En avril, l’Agence Nationale de l’énergie a demandé aux provinces de lui soumettre les plans de leurs nouveaux champs de panneaux solaires pour 2015. Combinés avec le ralentissement industriel, les efforts commencent à produire des résultats. Selon le Bureau National des Statistiques, les émissions de carbone ont baissé de 2% en 2014 pour la première fois depuis 2001. Mais, compte tenu de l’ampleur des pollutions, la plupart des ONG sur l’environnement qui suivent la situation, considèrent qu’il s’agit du début d’un très long processus, homothétique de celui des réformes socio-économiques où les obstacles sont souvent retranchés dans les mêmes féodalités des grands groupes industriels.

Mise à jour le 6 novembre.

Début novembre, la visite en Chine du Président Hollande a confirmé la nouvelle conscience écologique du Bureau Politique, attisée par l’intérêt de plus en plus vif porté par l’opinion publique aux pollutions industrielles de l’air et des rivières. Durant la visite du Président français, Pékin a confirmé les promesses de réduction des émissions de CO2 faites lors de sa dernière visite aux États-Unis qui étaient elles-mêmes un rappel des accords conclus lors de l’APEC à Pékin en novembre 2014.

La nouveauté est que Paris et Pékin ont annoncé le 2 novembre un accord pour la vérification tous les 5 ans des engagements pris par les États. Sans être véritablement « contraignant » comme l’annonce la presse française, l’accord signale une modification notable de l’état d’esprit du gouvernement chinois par rapport à la conférence de Copenhague où Pékin avait pris la tête d’une fronde des émergents et des pays en développement pour réaffirmer leur priorité au développement économique. Cette fois le Président chinois a promis à François Hollande que son pays s’engageait à contribuer au succès de la COP 21.

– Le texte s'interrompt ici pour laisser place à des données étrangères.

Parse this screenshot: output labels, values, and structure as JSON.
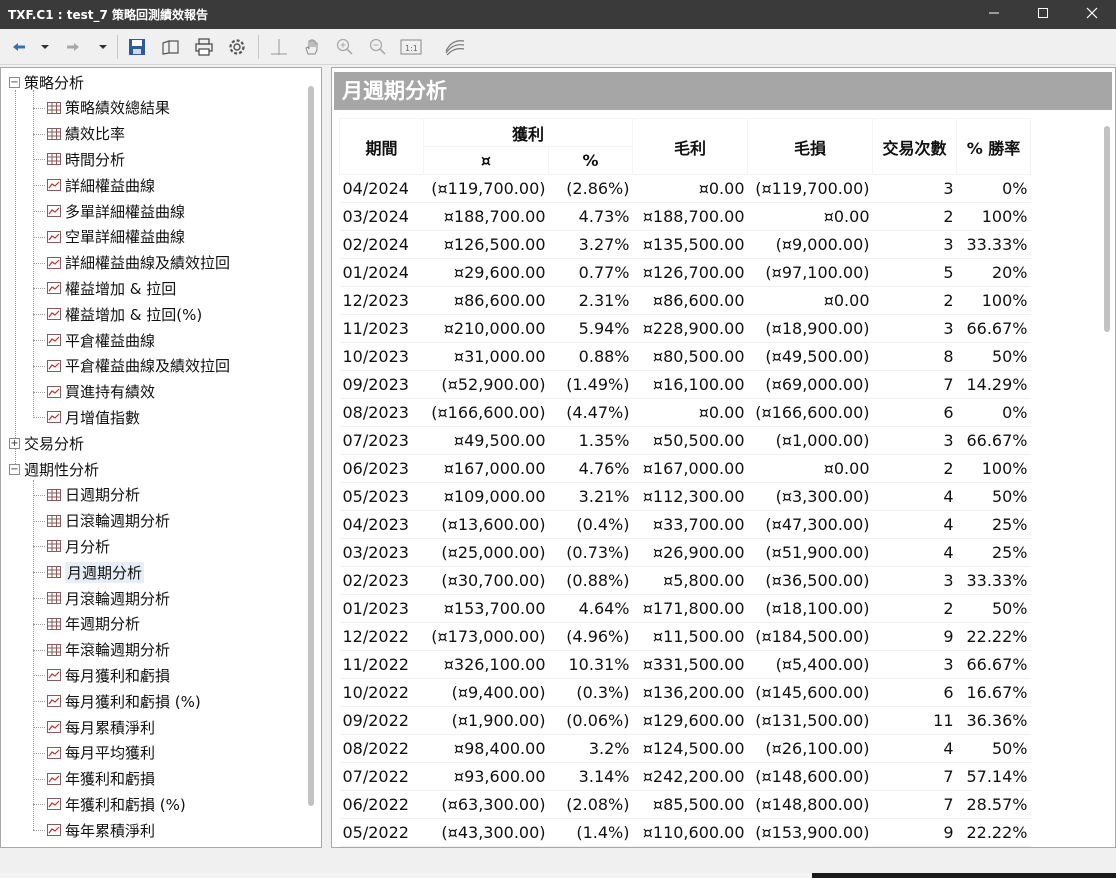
{
  "window": {
    "title": "TXF.C1 : test_7 策略回測績效報告"
  },
  "toolbar": {
    "buttons": [
      "back-icon",
      "dropdown-icon",
      "forward-icon",
      "dropdown-icon",
      "save-icon",
      "open-icon",
      "print-icon",
      "settings-icon",
      "crosshair-icon",
      "hand-icon",
      "zoom-in-icon",
      "zoom-out-icon",
      "zoom-actual-icon",
      "chart-style-icon"
    ]
  },
  "tree": {
    "strategy_group": "策略分析",
    "strategy_items": [
      {
        "label": "策略績效總結果",
        "icon": "table-icon"
      },
      {
        "label": "績效比率",
        "icon": "table-icon"
      },
      {
        "label": "時間分析",
        "icon": "table-icon"
      },
      {
        "label": "詳細權益曲線",
        "icon": "chart-icon"
      },
      {
        "label": "多單詳細權益曲線",
        "icon": "chart-icon"
      },
      {
        "label": "空單詳細權益曲線",
        "icon": "chart-icon"
      },
      {
        "label": "詳細權益曲線及績效拉回",
        "icon": "chart-icon"
      },
      {
        "label": "權益增加 & 拉回",
        "icon": "chart-icon"
      },
      {
        "label": "權益增加 & 拉回(%)",
        "icon": "chart-icon"
      },
      {
        "label": "平倉權益曲線",
        "icon": "chart-icon"
      },
      {
        "label": "平倉權益曲線及績效拉回",
        "icon": "chart-icon"
      },
      {
        "label": "買進持有績效",
        "icon": "chart-icon"
      },
      {
        "label": "月增值指數",
        "icon": "chart-icon"
      }
    ],
    "trade_group": "交易分析",
    "periodic_group": "週期性分析",
    "periodic_items": [
      {
        "label": "日週期分析",
        "icon": "table-icon"
      },
      {
        "label": "日滾輪週期分析",
        "icon": "table-icon"
      },
      {
        "label": "月分析",
        "icon": "table-icon"
      },
      {
        "label": "月週期分析",
        "icon": "table-icon"
      },
      {
        "label": "月滾輪週期分析",
        "icon": "table-icon"
      },
      {
        "label": "年週期分析",
        "icon": "table-icon"
      },
      {
        "label": "年滾輪週期分析",
        "icon": "table-icon"
      },
      {
        "label": "每月獲利和虧損",
        "icon": "chart-icon"
      },
      {
        "label": "每月獲利和虧損 (%)",
        "icon": "chart-icon"
      },
      {
        "label": "每月累積淨利",
        "icon": "chart-icon"
      },
      {
        "label": "每月平均獲利",
        "icon": "chart-icon"
      },
      {
        "label": "年獲利和虧損",
        "icon": "chart-icon"
      },
      {
        "label": "年獲利和虧損 (%)",
        "icon": "chart-icon"
      },
      {
        "label": "每年累積淨利",
        "icon": "chart-icon"
      }
    ],
    "selected_label": "月週期分析"
  },
  "report": {
    "title": "月週期分析",
    "headers": {
      "period": "期間",
      "profit": "獲利",
      "profit_currency": "¤",
      "profit_pct": "%",
      "gross_profit": "毛利",
      "gross_loss": "毛損",
      "trades": "交易次數",
      "win_rate": "% 勝率"
    },
    "rows": [
      [
        "04/2024",
        "(¤119,700.00)",
        "(2.86%)",
        "¤0.00",
        "(¤119,700.00)",
        "3",
        "0%"
      ],
      [
        "03/2024",
        "¤188,700.00",
        "4.73%",
        "¤188,700.00",
        "¤0.00",
        "2",
        "100%"
      ],
      [
        "02/2024",
        "¤126,500.00",
        "3.27%",
        "¤135,500.00",
        "(¤9,000.00)",
        "3",
        "33.33%"
      ],
      [
        "01/2024",
        "¤29,600.00",
        "0.77%",
        "¤126,700.00",
        "(¤97,100.00)",
        "5",
        "20%"
      ],
      [
        "12/2023",
        "¤86,600.00",
        "2.31%",
        "¤86,600.00",
        "¤0.00",
        "2",
        "100%"
      ],
      [
        "11/2023",
        "¤210,000.00",
        "5.94%",
        "¤228,900.00",
        "(¤18,900.00)",
        "3",
        "66.67%"
      ],
      [
        "10/2023",
        "¤31,000.00",
        "0.88%",
        "¤80,500.00",
        "(¤49,500.00)",
        "8",
        "50%"
      ],
      [
        "09/2023",
        "(¤52,900.00)",
        "(1.49%)",
        "¤16,100.00",
        "(¤69,000.00)",
        "7",
        "14.29%"
      ],
      [
        "08/2023",
        "(¤166,600.00)",
        "(4.47%)",
        "¤0.00",
        "(¤166,600.00)",
        "6",
        "0%"
      ],
      [
        "07/2023",
        "¤49,500.00",
        "1.35%",
        "¤50,500.00",
        "(¤1,000.00)",
        "3",
        "66.67%"
      ],
      [
        "06/2023",
        "¤167,000.00",
        "4.76%",
        "¤167,000.00",
        "¤0.00",
        "2",
        "100%"
      ],
      [
        "05/2023",
        "¤109,000.00",
        "3.21%",
        "¤112,300.00",
        "(¤3,300.00)",
        "4",
        "50%"
      ],
      [
        "04/2023",
        "(¤13,600.00)",
        "(0.4%)",
        "¤33,700.00",
        "(¤47,300.00)",
        "4",
        "25%"
      ],
      [
        "03/2023",
        "(¤25,000.00)",
        "(0.73%)",
        "¤26,900.00",
        "(¤51,900.00)",
        "4",
        "25%"
      ],
      [
        "02/2023",
        "(¤30,700.00)",
        "(0.88%)",
        "¤5,800.00",
        "(¤36,500.00)",
        "3",
        "33.33%"
      ],
      [
        "01/2023",
        "¤153,700.00",
        "4.64%",
        "¤171,800.00",
        "(¤18,100.00)",
        "2",
        "50%"
      ],
      [
        "12/2022",
        "(¤173,000.00)",
        "(4.96%)",
        "¤11,500.00",
        "(¤184,500.00)",
        "9",
        "22.22%"
      ],
      [
        "11/2022",
        "¤326,100.00",
        "10.31%",
        "¤331,500.00",
        "(¤5,400.00)",
        "3",
        "66.67%"
      ],
      [
        "10/2022",
        "(¤9,400.00)",
        "(0.3%)",
        "¤136,200.00",
        "(¤145,600.00)",
        "6",
        "16.67%"
      ],
      [
        "09/2022",
        "(¤1,900.00)",
        "(0.06%)",
        "¤129,600.00",
        "(¤131,500.00)",
        "11",
        "36.36%"
      ],
      [
        "08/2022",
        "¤98,400.00",
        "3.2%",
        "¤124,500.00",
        "(¤26,100.00)",
        "4",
        "50%"
      ],
      [
        "07/2022",
        "¤93,600.00",
        "3.14%",
        "¤242,200.00",
        "(¤148,600.00)",
        "7",
        "57.14%"
      ],
      [
        "06/2022",
        "(¤63,300.00)",
        "(2.08%)",
        "¤85,500.00",
        "(¤148,800.00)",
        "7",
        "28.57%"
      ],
      [
        "05/2022",
        "(¤43,300.00)",
        "(1.4%)",
        "¤110,600.00",
        "(¤153,900.00)",
        "9",
        "22.22%"
      ]
    ]
  },
  "colors": {
    "negative": "#d81e1e",
    "header_bg": "#a6a6a6",
    "titlebar_bg": "#3a3a3a"
  }
}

Lire notre article Copenhague. La fronde de la Chine et des pays émergents

Par ailleurs, s’inscrivant dans les projets de « décarboniser » l’économie chinoise, l’autorité chinoise de l’énergie nucléaire, les groupes Huaneng et Datang ont signé avec Areva un accord d’une valeur de 22 Mds de $ pour le recyclage des déchets nucléaires, tandis que la China Nuclear Corporation a rendu publique son intention de prendre une participation minoritaire dans le capital d’AREVA. Le 3 novembre l’action du groupe nucléaire français affichait une forte hausse de 13,95% portant le cours à 7,76 € (il était à 10,1€ en janvier 2015).